As with any business, law firms in California generally want as many clients as they can get. A steady client load is the lifeblood of a firm, whether you are talking about a solo practice or a powerful international firm with hundreds of attorneys.
However, the more clients you have, the more likely it becomes that two or more of your clients know each other. They may even have conflicting legal or professional goals. For example, they could be businesses in the same field. Representing both of them could be a conflict of interest. In other cases, the attorney him- or herself has a professional or personal relationship that makes proper representation of a potential client impossible.
The California Bar Association has a rule in place that forbids conflicts of interest, which it calls “the representation of adverse interests.” The secret to avoiding many accusations of conflict of interest, a form of legal malpractice, is to make sure that the client knows about the potential conflict before he or she decides to hire the attorney.

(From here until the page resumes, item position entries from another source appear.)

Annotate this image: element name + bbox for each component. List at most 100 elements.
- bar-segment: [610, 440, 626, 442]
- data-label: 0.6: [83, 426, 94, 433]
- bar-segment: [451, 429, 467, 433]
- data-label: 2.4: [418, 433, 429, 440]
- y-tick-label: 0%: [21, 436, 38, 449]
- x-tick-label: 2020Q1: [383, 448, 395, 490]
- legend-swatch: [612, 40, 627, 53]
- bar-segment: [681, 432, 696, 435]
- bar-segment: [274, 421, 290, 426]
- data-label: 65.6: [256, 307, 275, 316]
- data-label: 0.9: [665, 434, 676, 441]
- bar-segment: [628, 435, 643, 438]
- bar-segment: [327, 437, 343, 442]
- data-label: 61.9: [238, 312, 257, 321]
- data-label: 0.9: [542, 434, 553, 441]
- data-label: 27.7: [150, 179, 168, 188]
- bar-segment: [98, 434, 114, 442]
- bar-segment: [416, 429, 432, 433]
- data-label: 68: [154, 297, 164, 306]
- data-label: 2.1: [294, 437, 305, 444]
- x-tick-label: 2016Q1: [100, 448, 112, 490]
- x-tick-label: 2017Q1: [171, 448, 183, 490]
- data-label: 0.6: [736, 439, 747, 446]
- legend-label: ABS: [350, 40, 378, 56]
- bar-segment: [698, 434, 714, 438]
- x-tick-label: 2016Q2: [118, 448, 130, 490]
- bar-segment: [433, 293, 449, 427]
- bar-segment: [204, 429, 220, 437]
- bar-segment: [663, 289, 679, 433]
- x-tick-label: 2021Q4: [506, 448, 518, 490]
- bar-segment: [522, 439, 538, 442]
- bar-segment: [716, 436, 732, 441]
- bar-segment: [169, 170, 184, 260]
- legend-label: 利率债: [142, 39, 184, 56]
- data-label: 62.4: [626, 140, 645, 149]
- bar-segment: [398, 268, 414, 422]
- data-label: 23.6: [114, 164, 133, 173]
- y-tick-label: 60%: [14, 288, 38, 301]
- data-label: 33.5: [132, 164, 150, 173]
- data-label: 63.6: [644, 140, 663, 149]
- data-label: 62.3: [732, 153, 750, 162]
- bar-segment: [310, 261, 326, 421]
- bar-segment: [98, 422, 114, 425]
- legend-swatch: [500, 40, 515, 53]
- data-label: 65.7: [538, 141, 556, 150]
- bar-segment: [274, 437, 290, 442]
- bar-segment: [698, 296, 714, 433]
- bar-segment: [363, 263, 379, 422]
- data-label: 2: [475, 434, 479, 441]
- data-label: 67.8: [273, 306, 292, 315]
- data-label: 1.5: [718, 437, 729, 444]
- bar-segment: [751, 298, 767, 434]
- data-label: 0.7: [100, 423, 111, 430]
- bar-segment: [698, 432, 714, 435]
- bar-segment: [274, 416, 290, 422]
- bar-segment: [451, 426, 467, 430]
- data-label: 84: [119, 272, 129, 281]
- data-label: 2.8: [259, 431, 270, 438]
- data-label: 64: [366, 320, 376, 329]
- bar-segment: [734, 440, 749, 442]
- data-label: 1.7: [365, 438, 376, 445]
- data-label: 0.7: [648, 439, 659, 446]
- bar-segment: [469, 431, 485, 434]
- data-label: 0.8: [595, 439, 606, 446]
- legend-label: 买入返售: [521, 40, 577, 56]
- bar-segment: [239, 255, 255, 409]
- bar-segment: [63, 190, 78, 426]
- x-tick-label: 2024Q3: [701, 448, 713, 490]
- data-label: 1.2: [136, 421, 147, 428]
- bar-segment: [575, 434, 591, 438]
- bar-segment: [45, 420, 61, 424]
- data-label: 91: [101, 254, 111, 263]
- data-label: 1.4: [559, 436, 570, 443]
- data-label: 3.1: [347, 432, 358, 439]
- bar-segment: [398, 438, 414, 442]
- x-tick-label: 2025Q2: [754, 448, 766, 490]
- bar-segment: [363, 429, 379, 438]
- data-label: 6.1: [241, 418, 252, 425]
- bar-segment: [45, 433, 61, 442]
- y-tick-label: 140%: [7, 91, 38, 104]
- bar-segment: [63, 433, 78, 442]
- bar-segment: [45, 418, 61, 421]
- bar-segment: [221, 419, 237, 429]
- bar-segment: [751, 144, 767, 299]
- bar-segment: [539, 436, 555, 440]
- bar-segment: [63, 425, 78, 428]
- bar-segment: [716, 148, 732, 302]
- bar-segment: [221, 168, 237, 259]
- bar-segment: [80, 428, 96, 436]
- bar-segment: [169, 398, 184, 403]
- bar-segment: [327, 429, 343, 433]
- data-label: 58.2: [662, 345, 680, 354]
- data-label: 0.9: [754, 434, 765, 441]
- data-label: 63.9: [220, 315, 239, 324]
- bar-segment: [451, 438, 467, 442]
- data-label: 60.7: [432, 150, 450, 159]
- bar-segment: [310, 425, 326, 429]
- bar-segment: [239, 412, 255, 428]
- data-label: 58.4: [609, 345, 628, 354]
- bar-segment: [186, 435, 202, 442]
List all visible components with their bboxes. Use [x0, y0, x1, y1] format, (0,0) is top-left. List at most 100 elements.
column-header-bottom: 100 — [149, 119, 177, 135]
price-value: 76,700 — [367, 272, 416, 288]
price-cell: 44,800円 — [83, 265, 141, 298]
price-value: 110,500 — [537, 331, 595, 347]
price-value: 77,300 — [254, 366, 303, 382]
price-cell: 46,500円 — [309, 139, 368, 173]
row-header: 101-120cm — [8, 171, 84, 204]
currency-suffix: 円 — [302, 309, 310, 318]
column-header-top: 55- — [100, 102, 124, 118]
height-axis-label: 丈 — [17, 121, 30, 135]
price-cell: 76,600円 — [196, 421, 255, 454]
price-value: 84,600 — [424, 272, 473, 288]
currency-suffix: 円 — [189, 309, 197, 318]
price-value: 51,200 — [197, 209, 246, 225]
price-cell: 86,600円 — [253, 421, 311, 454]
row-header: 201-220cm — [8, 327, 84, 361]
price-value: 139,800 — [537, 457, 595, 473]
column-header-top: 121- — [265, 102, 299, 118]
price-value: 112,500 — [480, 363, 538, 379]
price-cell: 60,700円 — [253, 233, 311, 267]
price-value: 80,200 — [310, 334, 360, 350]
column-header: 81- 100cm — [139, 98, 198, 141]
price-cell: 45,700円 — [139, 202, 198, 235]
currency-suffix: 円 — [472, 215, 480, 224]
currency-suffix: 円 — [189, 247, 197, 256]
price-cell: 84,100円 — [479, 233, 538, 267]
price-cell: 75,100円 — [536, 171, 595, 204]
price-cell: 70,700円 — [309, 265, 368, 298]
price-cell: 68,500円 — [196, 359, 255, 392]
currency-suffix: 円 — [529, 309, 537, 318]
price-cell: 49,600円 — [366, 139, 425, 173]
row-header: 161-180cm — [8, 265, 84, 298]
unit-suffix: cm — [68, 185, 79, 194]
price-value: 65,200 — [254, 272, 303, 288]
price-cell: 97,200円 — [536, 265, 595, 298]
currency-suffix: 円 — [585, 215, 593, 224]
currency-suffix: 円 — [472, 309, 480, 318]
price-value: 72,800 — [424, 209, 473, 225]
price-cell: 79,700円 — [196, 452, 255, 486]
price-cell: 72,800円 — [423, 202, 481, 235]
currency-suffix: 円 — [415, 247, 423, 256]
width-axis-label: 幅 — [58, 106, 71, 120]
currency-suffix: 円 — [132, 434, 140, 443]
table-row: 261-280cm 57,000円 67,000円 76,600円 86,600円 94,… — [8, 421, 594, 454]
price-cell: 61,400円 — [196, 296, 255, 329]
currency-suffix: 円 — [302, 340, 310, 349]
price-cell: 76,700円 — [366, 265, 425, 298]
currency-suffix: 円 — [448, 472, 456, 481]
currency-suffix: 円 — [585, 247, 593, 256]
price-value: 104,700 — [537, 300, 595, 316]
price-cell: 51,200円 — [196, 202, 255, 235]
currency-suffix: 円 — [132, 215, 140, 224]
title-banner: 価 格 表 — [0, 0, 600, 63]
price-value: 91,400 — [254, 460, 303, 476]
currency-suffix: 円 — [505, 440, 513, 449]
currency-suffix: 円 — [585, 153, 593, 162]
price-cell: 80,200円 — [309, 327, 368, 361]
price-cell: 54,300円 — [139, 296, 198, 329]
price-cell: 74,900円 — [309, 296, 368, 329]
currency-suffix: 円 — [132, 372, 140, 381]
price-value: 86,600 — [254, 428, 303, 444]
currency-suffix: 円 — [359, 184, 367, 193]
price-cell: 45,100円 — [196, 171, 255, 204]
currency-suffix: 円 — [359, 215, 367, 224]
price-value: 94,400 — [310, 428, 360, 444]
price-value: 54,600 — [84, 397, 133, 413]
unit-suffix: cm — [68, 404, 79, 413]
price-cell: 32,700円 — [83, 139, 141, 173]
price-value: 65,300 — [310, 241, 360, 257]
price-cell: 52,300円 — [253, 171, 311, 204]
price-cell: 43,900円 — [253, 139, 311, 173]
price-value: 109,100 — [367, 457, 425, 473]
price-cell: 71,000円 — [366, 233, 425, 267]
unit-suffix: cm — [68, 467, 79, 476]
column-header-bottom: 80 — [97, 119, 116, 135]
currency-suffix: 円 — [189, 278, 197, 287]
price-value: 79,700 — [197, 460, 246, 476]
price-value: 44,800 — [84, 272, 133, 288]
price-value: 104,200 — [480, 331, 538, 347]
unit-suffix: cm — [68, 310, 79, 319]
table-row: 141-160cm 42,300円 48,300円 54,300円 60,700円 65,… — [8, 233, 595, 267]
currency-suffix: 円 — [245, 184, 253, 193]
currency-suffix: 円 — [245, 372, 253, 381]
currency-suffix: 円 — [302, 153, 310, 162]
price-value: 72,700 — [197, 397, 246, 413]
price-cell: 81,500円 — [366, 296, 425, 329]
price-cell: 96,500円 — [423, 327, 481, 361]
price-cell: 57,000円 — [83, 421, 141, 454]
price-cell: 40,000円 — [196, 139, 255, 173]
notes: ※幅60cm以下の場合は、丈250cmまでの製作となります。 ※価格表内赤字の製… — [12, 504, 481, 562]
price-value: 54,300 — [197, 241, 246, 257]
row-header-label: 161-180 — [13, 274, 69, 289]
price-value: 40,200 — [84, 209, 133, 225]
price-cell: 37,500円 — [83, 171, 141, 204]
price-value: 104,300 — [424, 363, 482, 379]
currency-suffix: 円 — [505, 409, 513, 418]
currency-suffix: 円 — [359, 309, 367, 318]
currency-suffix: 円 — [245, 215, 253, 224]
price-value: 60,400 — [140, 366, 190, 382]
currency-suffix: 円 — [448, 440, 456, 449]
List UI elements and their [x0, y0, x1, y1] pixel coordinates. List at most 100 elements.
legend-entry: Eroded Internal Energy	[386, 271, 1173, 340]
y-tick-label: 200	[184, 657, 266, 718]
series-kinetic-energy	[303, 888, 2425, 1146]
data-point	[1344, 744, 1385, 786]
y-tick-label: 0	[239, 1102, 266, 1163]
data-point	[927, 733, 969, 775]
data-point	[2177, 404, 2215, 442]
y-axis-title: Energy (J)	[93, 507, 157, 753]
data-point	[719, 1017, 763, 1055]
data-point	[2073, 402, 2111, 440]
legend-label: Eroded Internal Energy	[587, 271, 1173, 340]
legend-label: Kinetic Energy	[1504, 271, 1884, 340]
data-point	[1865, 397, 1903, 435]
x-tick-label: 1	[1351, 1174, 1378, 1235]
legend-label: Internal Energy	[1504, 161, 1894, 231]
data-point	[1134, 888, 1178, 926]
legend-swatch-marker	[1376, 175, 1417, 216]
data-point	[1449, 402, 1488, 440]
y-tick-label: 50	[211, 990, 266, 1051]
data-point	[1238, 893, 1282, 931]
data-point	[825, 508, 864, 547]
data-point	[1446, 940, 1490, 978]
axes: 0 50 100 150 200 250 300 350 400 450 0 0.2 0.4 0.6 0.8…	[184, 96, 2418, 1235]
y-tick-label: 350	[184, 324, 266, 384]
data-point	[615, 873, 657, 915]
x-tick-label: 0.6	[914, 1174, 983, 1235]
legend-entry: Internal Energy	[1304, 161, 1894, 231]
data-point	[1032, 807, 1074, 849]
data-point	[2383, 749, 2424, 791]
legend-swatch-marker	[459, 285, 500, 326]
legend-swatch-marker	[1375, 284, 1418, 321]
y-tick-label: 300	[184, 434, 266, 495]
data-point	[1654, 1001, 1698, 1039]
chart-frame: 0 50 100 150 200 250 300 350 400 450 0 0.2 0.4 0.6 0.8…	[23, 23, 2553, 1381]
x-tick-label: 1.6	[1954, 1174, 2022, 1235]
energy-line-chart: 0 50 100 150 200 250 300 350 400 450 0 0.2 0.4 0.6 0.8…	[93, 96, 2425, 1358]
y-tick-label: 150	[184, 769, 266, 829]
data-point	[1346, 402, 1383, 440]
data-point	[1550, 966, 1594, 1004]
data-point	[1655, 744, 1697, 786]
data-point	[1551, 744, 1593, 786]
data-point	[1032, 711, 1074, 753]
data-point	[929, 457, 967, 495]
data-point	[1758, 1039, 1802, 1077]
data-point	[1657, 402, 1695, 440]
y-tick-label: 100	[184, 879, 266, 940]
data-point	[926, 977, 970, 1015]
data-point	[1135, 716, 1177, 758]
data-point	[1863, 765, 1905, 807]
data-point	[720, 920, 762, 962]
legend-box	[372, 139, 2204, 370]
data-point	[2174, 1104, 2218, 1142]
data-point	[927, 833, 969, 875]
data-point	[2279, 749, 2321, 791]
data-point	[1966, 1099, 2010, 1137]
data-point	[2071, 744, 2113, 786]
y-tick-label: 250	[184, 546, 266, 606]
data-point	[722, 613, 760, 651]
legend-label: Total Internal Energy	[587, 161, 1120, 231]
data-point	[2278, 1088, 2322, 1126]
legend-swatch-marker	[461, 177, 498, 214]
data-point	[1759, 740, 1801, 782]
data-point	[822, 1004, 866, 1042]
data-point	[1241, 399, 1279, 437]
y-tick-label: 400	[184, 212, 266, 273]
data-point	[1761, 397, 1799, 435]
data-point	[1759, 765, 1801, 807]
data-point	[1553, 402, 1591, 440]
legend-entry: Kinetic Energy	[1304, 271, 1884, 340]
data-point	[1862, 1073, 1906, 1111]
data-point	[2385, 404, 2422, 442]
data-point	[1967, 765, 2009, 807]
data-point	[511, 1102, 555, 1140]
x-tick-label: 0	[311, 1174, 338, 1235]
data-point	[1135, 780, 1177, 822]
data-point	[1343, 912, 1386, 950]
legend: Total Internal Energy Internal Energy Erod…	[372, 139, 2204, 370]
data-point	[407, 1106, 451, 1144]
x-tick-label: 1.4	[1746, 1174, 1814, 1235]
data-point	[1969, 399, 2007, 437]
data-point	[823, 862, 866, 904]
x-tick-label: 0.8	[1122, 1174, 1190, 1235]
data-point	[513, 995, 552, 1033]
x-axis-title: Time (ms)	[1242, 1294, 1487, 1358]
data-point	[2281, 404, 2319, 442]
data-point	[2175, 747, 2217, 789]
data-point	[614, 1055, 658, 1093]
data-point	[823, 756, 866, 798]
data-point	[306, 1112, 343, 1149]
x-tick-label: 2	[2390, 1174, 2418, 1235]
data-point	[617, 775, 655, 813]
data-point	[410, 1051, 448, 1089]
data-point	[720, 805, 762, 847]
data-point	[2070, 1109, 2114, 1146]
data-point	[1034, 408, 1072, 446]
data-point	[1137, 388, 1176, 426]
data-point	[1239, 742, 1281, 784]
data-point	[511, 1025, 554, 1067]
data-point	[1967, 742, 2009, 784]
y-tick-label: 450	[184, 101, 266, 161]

The bar association forbids representation of clients in many potential conflict of interest cases, unless the attorney provides written disclosure first. This includes situations where the attorney has a prior relationship with another party or witness in the client’s legal matter, or someone who would be “affected substantially” by the case. It also refers to representing more than one party in a matter when the parties’ interests could conflict.
If the client wishes to hire the lawyer despite a possible conflict, the attorney must get informed written consent from the client. This will show that the client understood the situation and hired the lawyer anyway.
An attorney who fails to let you know about a relationship that conflicts with your case is guilty of legal malpractice. The failure to disclose could jeopardize your ability to get justice. Litigation against the attorney who harmed you could make up for that injustice.